Agenda : 1 Juli 2012, Ahad malam Senin Pahing, Bakti Sosial Menyambut Ramadhan Yayasan Fathul Hidayah dan Pengajian Rutin Selapanan Majelis Ahbaabun Nabi bersama Kyai Nafian Ali Maliki - Karanganyar di Kediaman Ketua Yayasan, Dk. Jengglong, Ds. Waru, Kec. Kebakkramat, Kab. Karanganyar.

Rabu, 27 Juni 2012

Membantu Kebutuhan Seorang Muslim

Adalah sikap tercela manakala seseorang hanya memikirkan maslahat dirinya sendiri tanpa peduli dengan nasib saudaranya. Bahkan, seseorang tidak akan dikatakan sebagai mukmin yang sempurna imannya apabila tidak menyukai kebaikan bagi saudaranya seperti apa yang ia suka untuk dirinya. Nabi n bersabda,
 “Tidak beriman salah seorang kalian sampai ia mencintai bagi saudaranya apa yang ia cintai bagi dirinya.” (HR. al-Bukhari dan Muslim dari Anas bin Malik z)
Hal itu karena masyarakat muslimin seperti satu tubuh. Apabila ada salah satu anggota tubuh yang sakit, anggota tubuh yang lainnya akan ikut merasakannya. Seorang muslim yang baik niscaya akan bahagia ketika muslim yang lainnya berada dalam keadaaan yang baik. Sebaliknya, apabila mengetahui saudaranya berada dalam kondisi kesulitan, dia bersedih dan ikut memikirkan upaya melepaskan penderitaan saudaranya.
Sungguh, apabila seseorang bisa menyuguhkan kebaikan bagi saudaranya seiman berarti dia telah mengukir kemuliaan dalam hidupnya yang kelak akan senantiasa terkenang. Dia juga akan meraih predikat sebaik-baik orang. Nabi n bersabda,
 “Sebaik-baik orang adalah yang paling berguna bagi orang lain.” (HR. al-Qudha’i dan dinyatakan hasan oleh al-Albani dalam ash-Shahihah no. 426)
Usaha orang seperti ini tidak akan sia-sia, sebagaimana firman Allah l,
“Dan kebaikan apa saja yang kamu perbuat untuk dirimu niscaya kamu memperoleh (balasan)nya di sisi Allah sebagai balasan yang paling baik dan yang paling besar pahalanya.” (al-Muzzammil: 20)
Bantuan dari Allah l akan terus mengalir kepadanya selama dia mau membantu saudaranya karena balasan itu sesuai dengan perbuatan.
Memberi Syafaat
Di antara kebaikan yang dianjurkan dan besar keutamaannya tersebut adalah memberi syafaat untuk seseorang di hadapan orang lain. Yang dimaksud dengan syafaat di sini adalah permohonan kebaikan untuk orang lain. Artinya, seseorang menjadikan dirinya sebagai perantara untuk mengemukakan hajat/kebutuhan saudaranya di hadapan orang lain untuk mewujudkan tujuan saudaranya. Syafi’ (pemberi syafaat/perantara) ini biasanya orang yang terpandang di tengah-tengah masyarakat sehingga kemungkinan besar permintaannya untuk saudaranya akan dikabulkan oleh penguasa dan semisalnya.
Hendaknya kedudukan yang dimiliki seseorang bisa dimanfaatkan untuk memperjuangkan nasib saudaranya-saudaranya seiman.
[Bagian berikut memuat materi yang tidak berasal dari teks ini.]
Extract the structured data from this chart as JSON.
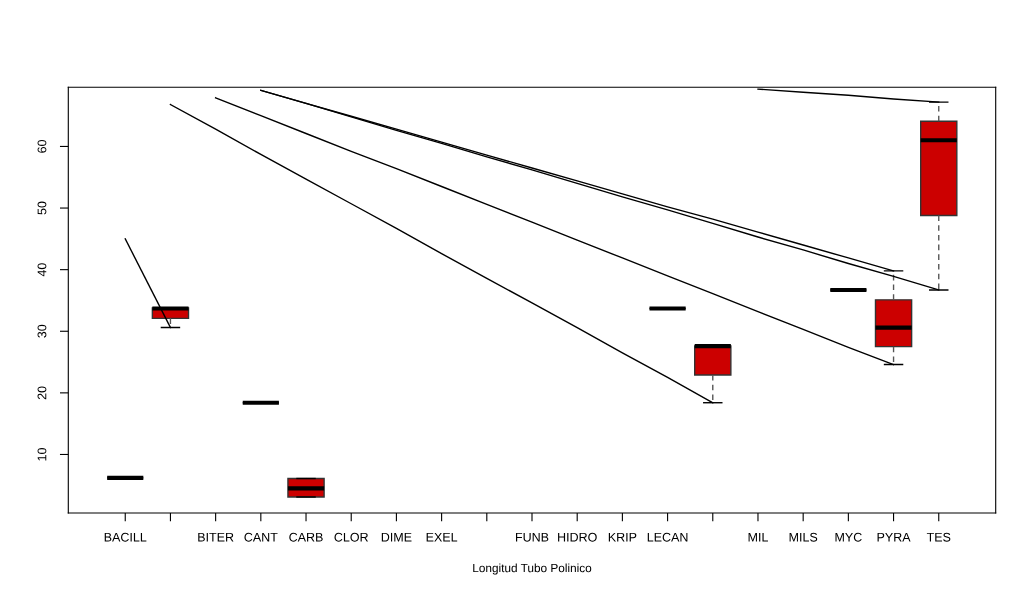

Nabi n bersabda,
 “Berilah syafaat niscaya kalian akan diberi pahala.” (Muttafaqun ‘alaihi dari hadits Abu Musa al-Asy’ari z)
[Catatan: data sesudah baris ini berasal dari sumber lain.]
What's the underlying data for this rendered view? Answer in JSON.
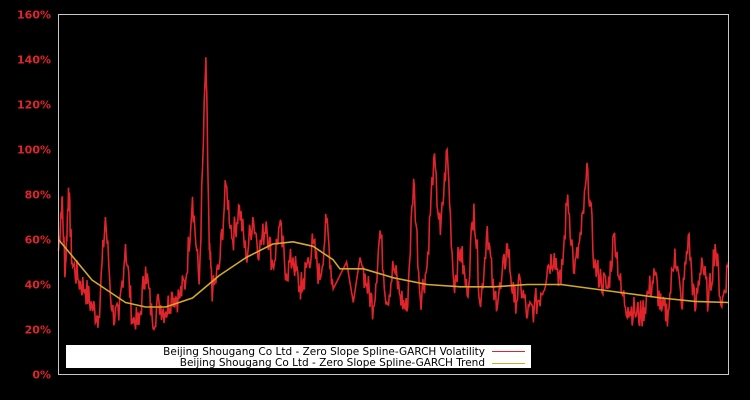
{
  "chart_data": {
    "type": "line",
    "title": "",
    "xlabel": "",
    "ylabel": "",
    "ylim": [
      0,
      160
    ],
    "y_tick_labels": [
      "0%",
      "20%",
      "40%",
      "60%",
      "80%",
      "100%",
      "120%",
      "140%",
      "160%"
    ],
    "y_ticks": [
      0,
      20,
      40,
      60,
      80,
      100,
      120,
      140,
      160
    ],
    "x_tick_labels": [],
    "grid": false,
    "legend_position": "lower-left inside",
    "background": "#000000",
    "axis_color": "#c8c8c8",
    "tick_label_color": "#e0242c",
    "series": [
      {
        "name": "Beijing Shougang Co Ltd - Zero Slope Spline-GARCH Volatility",
        "color": "#e0242c",
        "x_norm": [
          0.0,
          0.005,
          0.01,
          0.015,
          0.02,
          0.03,
          0.04,
          0.05,
          0.06,
          0.07,
          0.08,
          0.09,
          0.1,
          0.11,
          0.12,
          0.13,
          0.14,
          0.15,
          0.16,
          0.17,
          0.18,
          0.19,
          0.2,
          0.21,
          0.22,
          0.225,
          0.23,
          0.24,
          0.25,
          0.26,
          0.27,
          0.28,
          0.29,
          0.3,
          0.31,
          0.32,
          0.33,
          0.34,
          0.35,
          0.36,
          0.365,
          0.37,
          0.38,
          0.39,
          0.4,
          0.41,
          0.42,
          0.43,
          0.44,
          0.45,
          0.46,
          0.47,
          0.48,
          0.49,
          0.5,
          0.51,
          0.52,
          0.53,
          0.54,
          0.55,
          0.56,
          0.57,
          0.58,
          0.59,
          0.6,
          0.61,
          0.62,
          0.63,
          0.64,
          0.65,
          0.66,
          0.67,
          0.68,
          0.69,
          0.7,
          0.71,
          0.72,
          0.73,
          0.74,
          0.75,
          0.76,
          0.77,
          0.78,
          0.79,
          0.8,
          0.81,
          0.82,
          0.83,
          0.84,
          0.85,
          0.86,
          0.87,
          0.88,
          0.89,
          0.9,
          0.91,
          0.92,
          0.93,
          0.94,
          0.95,
          0.96,
          0.97,
          0.98,
          0.99,
          1.0
        ],
        "values": [
          55,
          78,
          45,
          83,
          50,
          42,
          38,
          30,
          26,
          70,
          28,
          24,
          58,
          25,
          22,
          48,
          24,
          32,
          28,
          36,
          34,
          42,
          79,
          40,
          141,
          55,
          36,
          48,
          84,
          60,
          75,
          52,
          70,
          55,
          68,
          48,
          66,
          45,
          52,
          38,
          40,
          48,
          58,
          42,
          68,
          38,
          44,
          50,
          32,
          52,
          40,
          30,
          64,
          32,
          48,
          35,
          28,
          87,
          34,
          48,
          96,
          62,
          100,
          40,
          56,
          35,
          76,
          30,
          66,
          33,
          38,
          58,
          32,
          40,
          26,
          30,
          36,
          48,
          54,
          40,
          80,
          45,
          62,
          91,
          48,
          42,
          38,
          63,
          36,
          30,
          28,
          26,
          36,
          44,
          28,
          28,
          56,
          30,
          62,
          28,
          52,
          32,
          58,
          30,
          50
        ]
      },
      {
        "name": "Beijing Shougang Co Ltd - Zero Slope Spline-GARCH Trend",
        "color": "#d4a82a",
        "x_norm": [
          0.0,
          0.05,
          0.1,
          0.13,
          0.16,
          0.2,
          0.24,
          0.28,
          0.32,
          0.35,
          0.38,
          0.41,
          0.42,
          0.455,
          0.5,
          0.55,
          0.6,
          0.65,
          0.7,
          0.75,
          0.8,
          0.85,
          0.9,
          0.95,
          1.0
        ],
        "values": [
          60,
          42,
          32,
          30,
          30,
          34,
          44,
          52,
          58,
          59,
          57,
          51,
          47,
          47,
          43,
          40,
          39,
          39,
          40,
          40,
          38,
          36,
          34,
          32.5,
          32
        ]
      }
    ]
  },
  "legend": {
    "items": [
      {
        "label": "Beijing Shougang Co Ltd - Zero Slope Spline-GARCH Volatility",
        "color": "#e0242c"
      },
      {
        "label": "Beijing Shougang Co Ltd - Zero Slope Spline-GARCH Trend",
        "color": "#d4a82a"
      }
    ]
  }
}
Hadits ini mengandung faedah yang besar, yaitu seorang hamba seyogianya berusaha dalam perkara-perkara kebaikan. Sama saja, apakah usaha ini akan membuahkan hasil yang maksimal atau sesuai yang diharapkan, atau sebagiannya atau bahkan hasilnya nihil. Di antara usaha tersebut adalah memberi syafaat bagi orang lain di hadapan penguasa, pembesar, dan orang-orang yang memiliki kebutuhan terkait dengan mereka.
Umumnya, orang malas untuk memberi syafaat/menjadi perantara bagi orang lain apabila dia belum yakin akan diterima syafaatnya. Sikap ini menyebabkan seseorang melewatkan kebaikan yang besar, yaitu pahala dari Allah l. Selain itu, ia juga melewatkan kesempatan untuk berbuat baik kepada saudaranya. Oleh karena itu, Nabi n memerintah para sahabat untuk membantu tercapainya kebutuhan saudaranya agar mereka bersegera meraih pahala di sisi Allah l.